Requiem pour Phèdre
Fin novembre, la compagnie Khroma a présenté Phèdre au théâtre des Tanneurs , deuxième volet de son triptyque autour de l’œuvre du poète grec Yanis Ritsos. Après Ismène , Marianne Pousseur et Enrico Bagnoli adaptent le poème consacré à Phèdre en une veillée funèbre déchirante.
Alors, le noir se fait. De fins néons rouges déchirent l’obscurité. On entend le bruit de la cire brûlante qui tombe et s’éteint dans un bref éclair sonore. Phèdre paraît, faiblement éclairée par une lumière mobile, comme si elle s’éclairait à la bougie. Elle a décidé de se donner la mort. Elle s’en veut. Avant de rejoindre les limbes, elle a envie de parler. Il lui reste une heure à vivre. Son monologue lyrique et fiévreux se déploie dans le silence de la salle. Des chuchotements accompagnent son agonie. De temps en temps, Phèdre prononce des incantations. Ou alors n’est-ce simplement que le signe de ses remords et de sa folie. Les chuchotements s’amplifient et se mêlent à sa voix.

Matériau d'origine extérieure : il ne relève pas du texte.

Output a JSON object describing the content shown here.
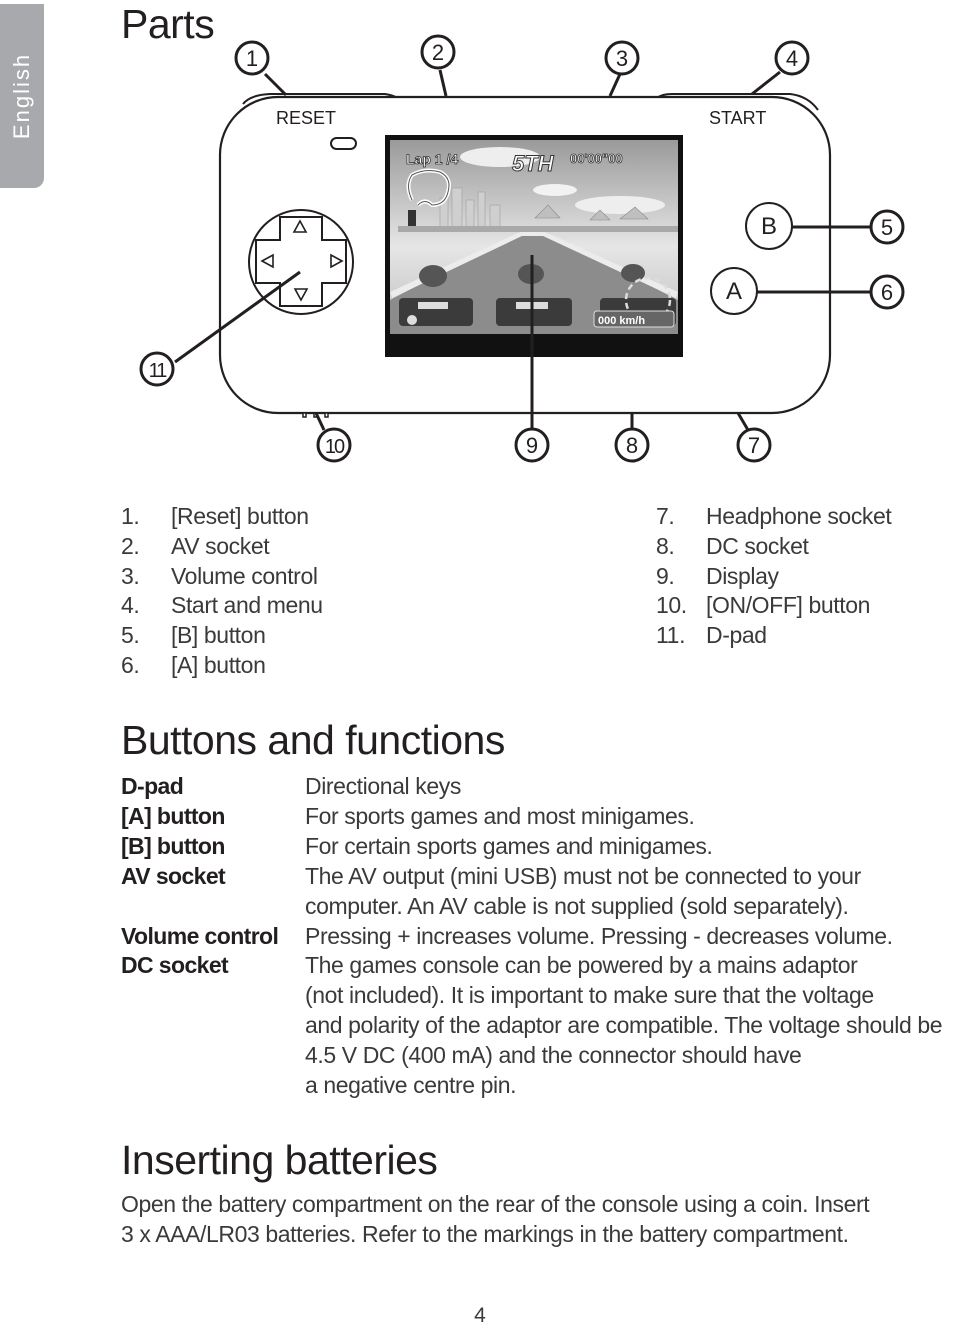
{
  "language_tab": "English",
  "sections": {
    "parts_title": "Parts",
    "buttons_title": "Buttons and functions",
    "batteries_title": "Inserting batteries"
  },
  "diagram": {
    "reset_label": "RESET",
    "start_label": "START",
    "button_b_label": "B",
    "button_a_label": "A",
    "screen_hud": {
      "lap": "Lap 1 /4",
      "position": "5TH",
      "time": "00'00\"00",
      "speed": "000 km/h"
    },
    "callouts": [
      "1",
      "2",
      "3",
      "4",
      "5",
      "6",
      "7",
      "8",
      "9",
      "10",
      "11"
    ]
  },
  "parts_list": {
    "left": [
      {
        "num": "1.",
        "label": "[Reset] button"
      },
      {
        "num": "2.",
        "label": "AV socket"
      },
      {
        "num": "3.",
        "label": "Volume control"
      },
      {
        "num": "4.",
        "label": "Start and menu"
      },
      {
        "num": "5.",
        "label": "[B] button"
      },
      {
        "num": "6.",
        "label": "[A] button"
      }
    ],
    "right": [
      {
        "num": "7.",
        "label": "Headphone socket"
      },
      {
        "num": "8.",
        "label": "DC socket"
      },
      {
        "num": "9.",
        "label": "Display"
      },
      {
        "num": "10.",
        "label": "[ON/OFF] button"
      },
      {
        "num": "11.",
        "label": "D-pad"
      }
    ]
  },
  "buttons_functions": [
    {
      "term": "D-pad",
      "lines": [
        "Directional keys"
      ]
    },
    {
      "term": "[A] button",
      "lines": [
        "For sports games and most minigames."
      ]
    },
    {
      "term": "[B] button",
      "lines": [
        "For certain sports games and minigames."
      ]
    },
    {
      "term": "AV socket",
      "lines": [
        "The AV output (mini USB) must not be connected to your",
        "computer. An AV cable is not supplied (sold separately)."
      ]
    },
    {
      "term": "Volume control",
      "lines": [
        "Pressing + increases volume. Pressing - decreases volume."
      ]
    },
    {
      "term": "DC socket",
      "lines": [
        "The games console can be powered by a mains adaptor",
        "(not included). It is important to make sure that the voltage",
        "and polarity of the adaptor are compatible. The voltage should be",
        "4.5 V DC (400 mA) and the connector should have",
        "a negative centre pin."
      ]
    }
  ],
  "batteries_text": [
    "Open the battery compartment on the rear of the console using a coin. Insert",
    "3 x AAA/LR03 batteries. Refer to the markings in the battery compartment."
  ],
  "page_number": "4"
}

Quand son cœur cessera de battre, la terre et les murs vibreront pour elle. Et les ombres viendront la chercher.
Il arrive parfois de sortir d’une salle de spectacle sans savoir ce qu’on a vu. Essayer de résumer la version que donne la compagnie Khroma du texte de Yanis Ritsos n’a pas beaucoup de sens. Car de sens, il en est question dans ce spectacle. On assiste à quelque chose de beau et de fragile, sans jamais tomber dans la kitscherie mélodramatique. Phèdre est là, devant nous, l’âme à nu. L’intensité du spectacle est rendue par l’interprétation de Marianne Pousseur, ou de Phèdre, on ne sait plus, tant elles se confondent. Le corps est au centre du spectacle. Celui d’une femme, celui d’une comédienne, celui d’un personnage qui meurt. La manière avec laquelle Marianne Pousseur déclame le texte de Yanis Ritsos relève presque de la prière. On se laisse traverser par les mots. L’utilisation de chuchotements empilés, de vibrations, de bruits disparates compose une musique concrète qui enveloppe le spectateur dans l’intimité de Phèdre.
Ce Phèdre est une expérience. Les lumières, les sons, la mise en scène créent une atmosphère indescriptible. Peut-être aurais-je dû lire le texte de Ritsos. Mais ce flou autour du spectacle était si agréable. Comme une sensation fugace. Comme refermer sa main sur un souvenir déjà disparu. La compagnie Kroma livrera bientôt le dernier volet de son triptyque. Celui-ci sera centré sur le personnage d’Ajax. En attendant, Phèdre n’en a pas fini de mourir sur scène.